With the absolute success of her TV character, Prado began to appear in numerous advertising campaigns. In March 2002 she left TV Bandeirantes and went to SBT, where she participated in the second edition of reality show "The House of Artists". On this reality show she re-established her relationship with the MMA fighter Vitor Belfort, whom she had already dated for 7 months in the year 2000. Prado finished fourth overall in the show.

After leaving the program Prado dedicated a year of her life to study radio, communication, and television, and in 2003 she was hired by RecordTV to join the Note & Anote program as a reporter, where she worked for two years until her first son, Davi, was born.

In 2006 Prado returned to work on TV Bandeirantes, but this time as a reporter in the Pra Valer show, by Claudete Troiano, where she worked until the birth of Vitória, the couple's second child. In the meantime, Prado encouraged Belfort to get himself back into shape as a MMA contender.

In 2009, Prado became pregnant with Kyara, the couple's third and last child, and started presenting the web show called Absoluta, aimed at pregnant women. The goal of the show was to provide information about what to do and do not during pregnancy and to encourage natural birth, which is rare in Brazil. Kyara's live birth on this program attracted a record number of viewers for a web show.

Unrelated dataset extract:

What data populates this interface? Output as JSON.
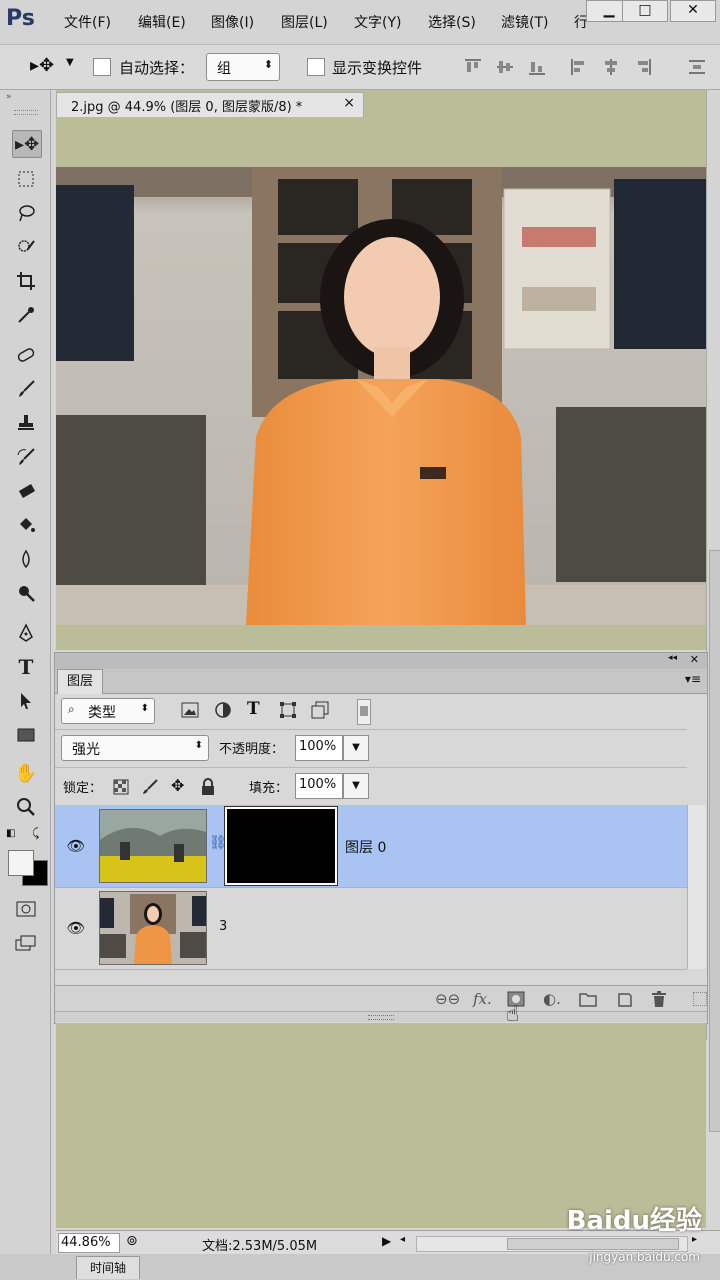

In 2014 Prado built the FortFit Academy in Barra da Tijuca, Rio de Janeiro. Currently known as Belfort Gym, the venture is a success with more than 500 customers practicing various types of activities such as CrossFit, martial arts, spinning, and Pilates, among others.

In 2017, Prado began investing in a new venture in Coconut Creek, Florida, the Belfort Fitness Lifestyle, a new gym model with a low investment and high profit concept.

Currently, Prado lives in Florida with her husband and three children. She runs the career of Vitor Belfort in cooperation with their team and lawyers. She also takes care of the family businesses, including real estate holdings and the gyms in Brazil and the USA.